Her free leg stays so high and beautifully shaped so long and yet she maintains her speed so well — to do both at once is really difficult, and a lovely balance — in the layback spin, it all looks magical. It looks as if an invisible coach is helping hold up the free leg, which appears so effortlessly buoyant and naturally free. We know they are not, which makes it all the more visually exciting, psychologically dramatic and beautifully mesmerizing. Then in the final combination spin, the free leg is again beautifully extended, in a way that seems to sing the music, in both the sit and I-spins, and gorgeously flexible and expressive in both, transitioning with seamless speed and musicality from one to the other. The optical illusion of effortless loftiness, ballon, and ever-suspended grace — makes it all look so much more magical, and captures that ceremonially elegant music and its magic.

In her layback, her spirals, and the elegant stag-infused footwork sequence, she seems to gently invite her audience: “ Escape with me into a glorious just-beside-our-own world of imaginative invention, lyrical hopefulness, and fresh possibilities. Why not? I love it here, and you might also.” A gracious classical hostess — with gracious classical lines that extend out into the memory and shape the future, of the sport.
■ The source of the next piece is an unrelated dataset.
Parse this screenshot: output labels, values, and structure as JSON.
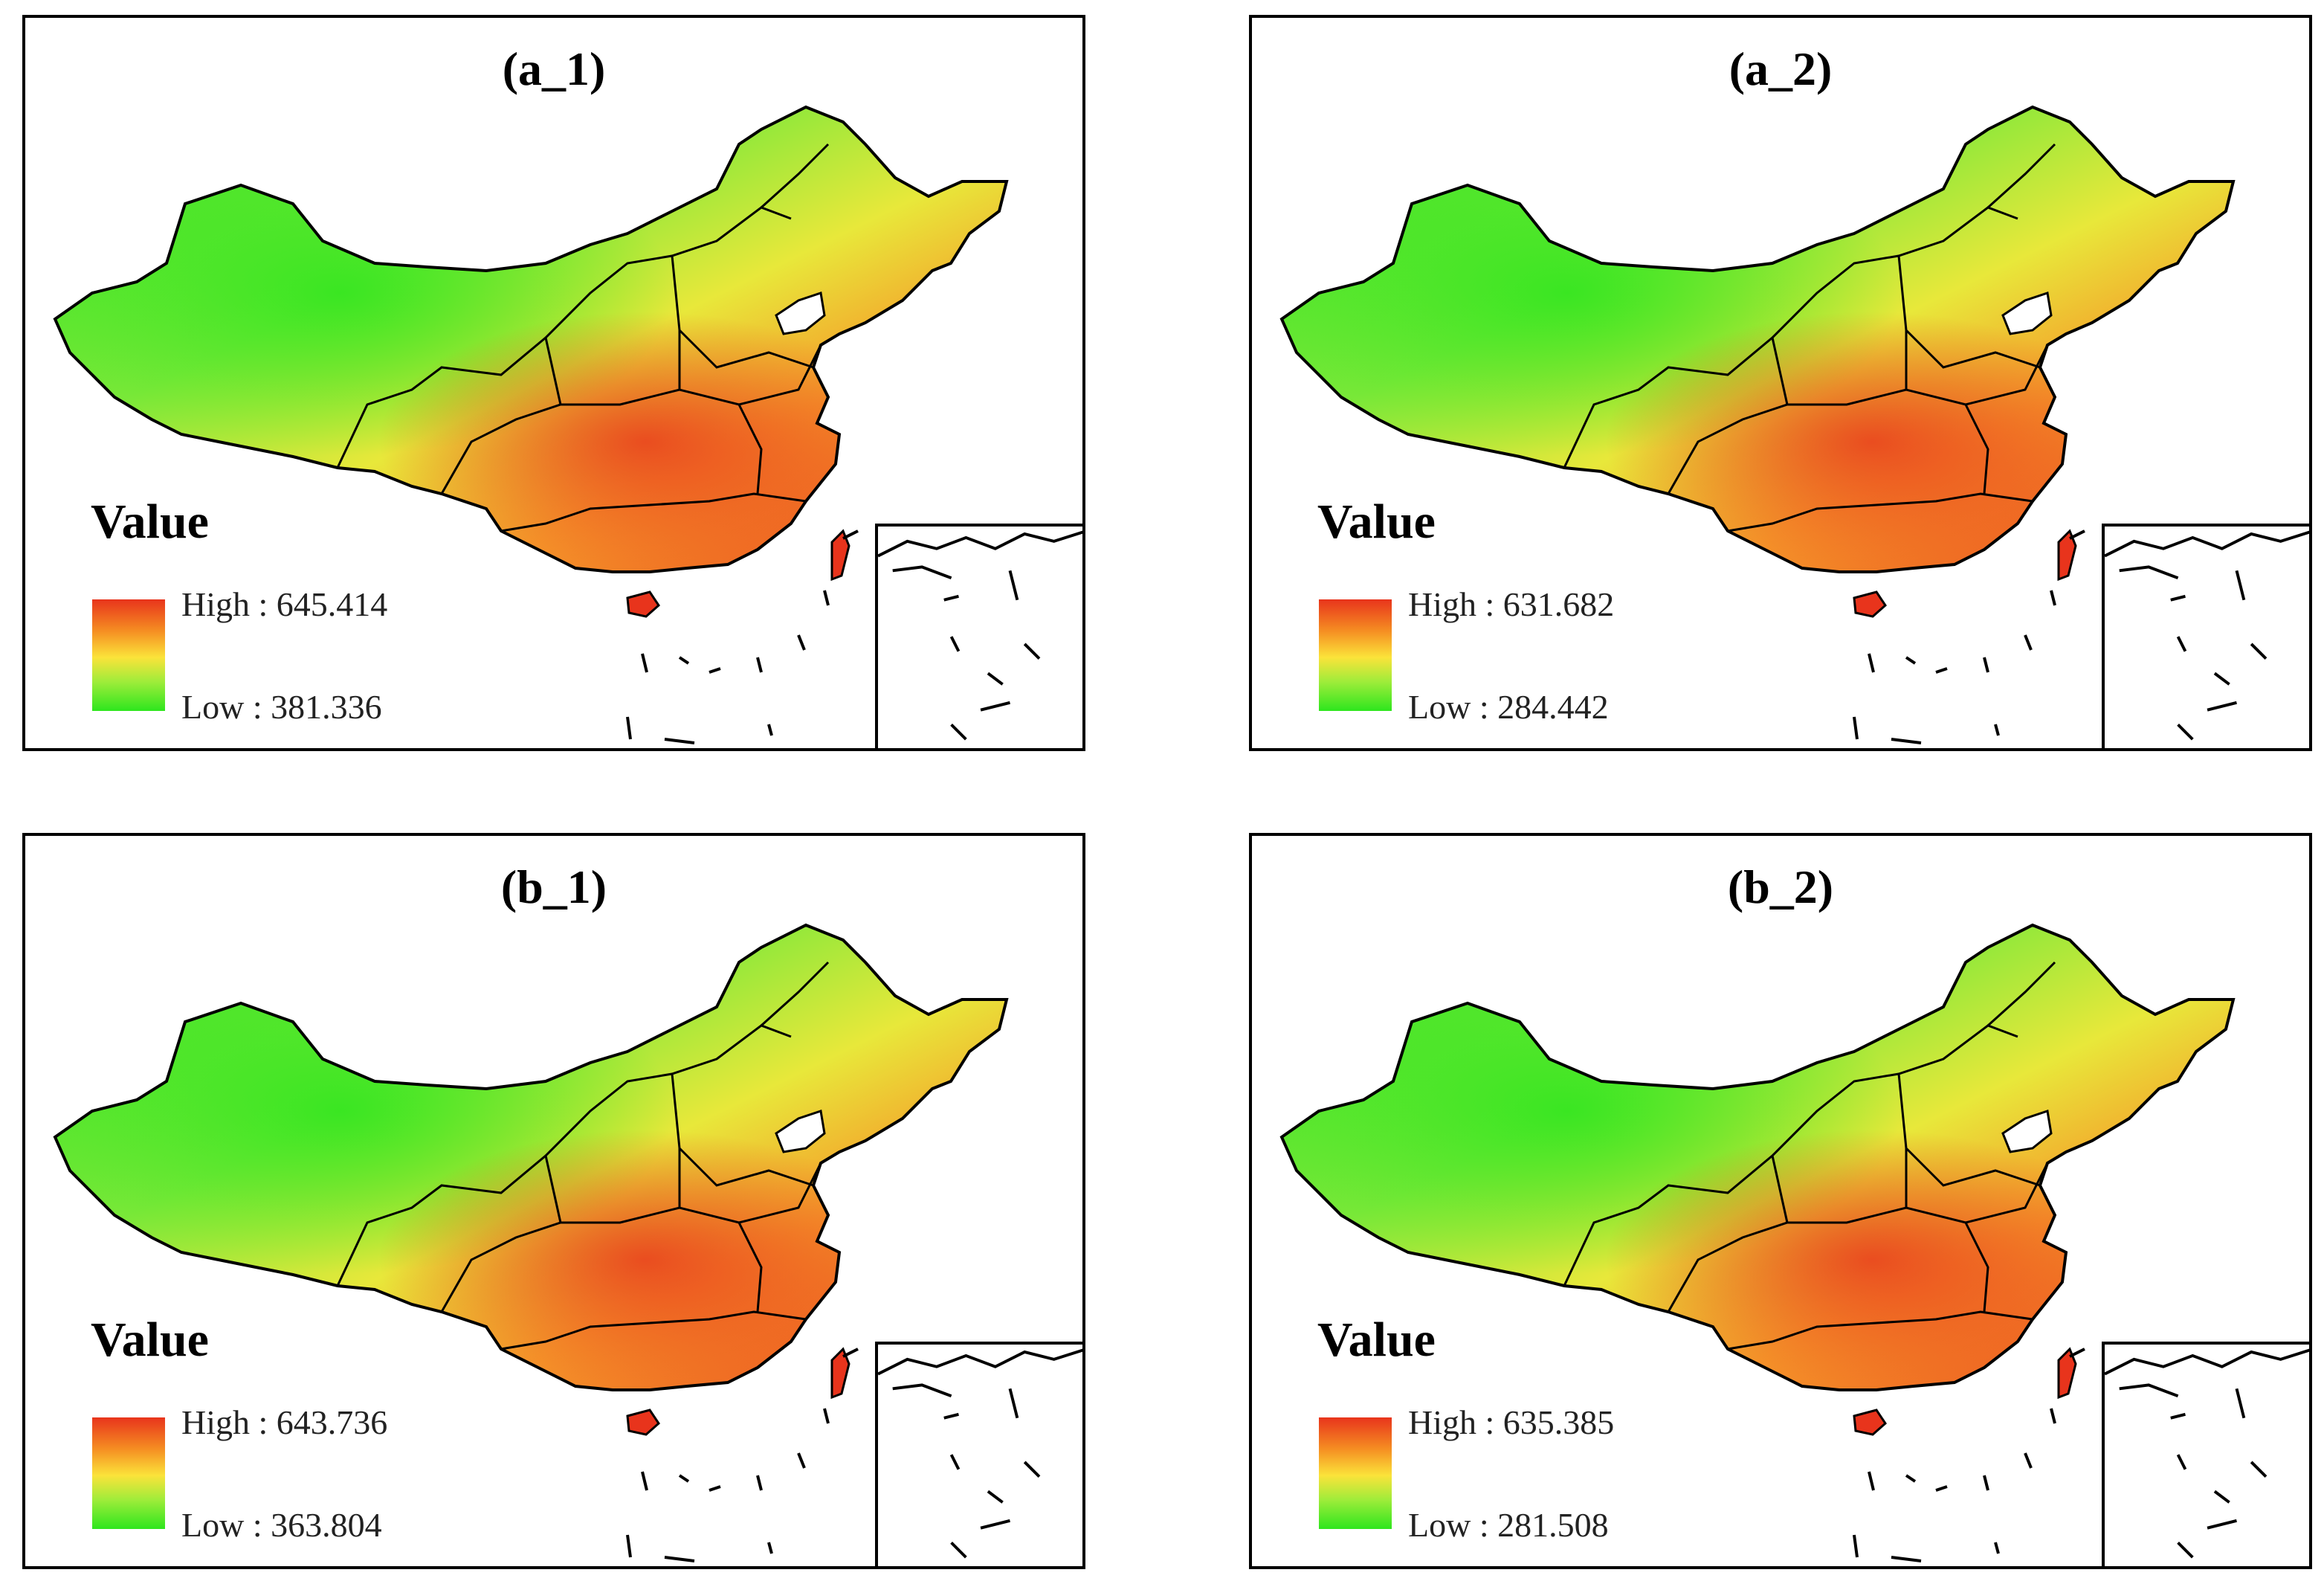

That’s not just classically beautiful, but modernly relevant. What a beautiful and elegantly life-affirming application of classical beauty and values to our modern and graciousness-starved time. Thanks for sharing your unique yet traditional beauty with the world, Ms. Cohen — not just the beauty of your lines, but heart, mind and personality, made the Olympics and our world, just a bit but significantly better for us all. A true maestro of lines, and overall style — and at such a young age. That deservedly merits the title of what the great skater and commentator Dick Button called “ The Wow Factor.” Wow indeed.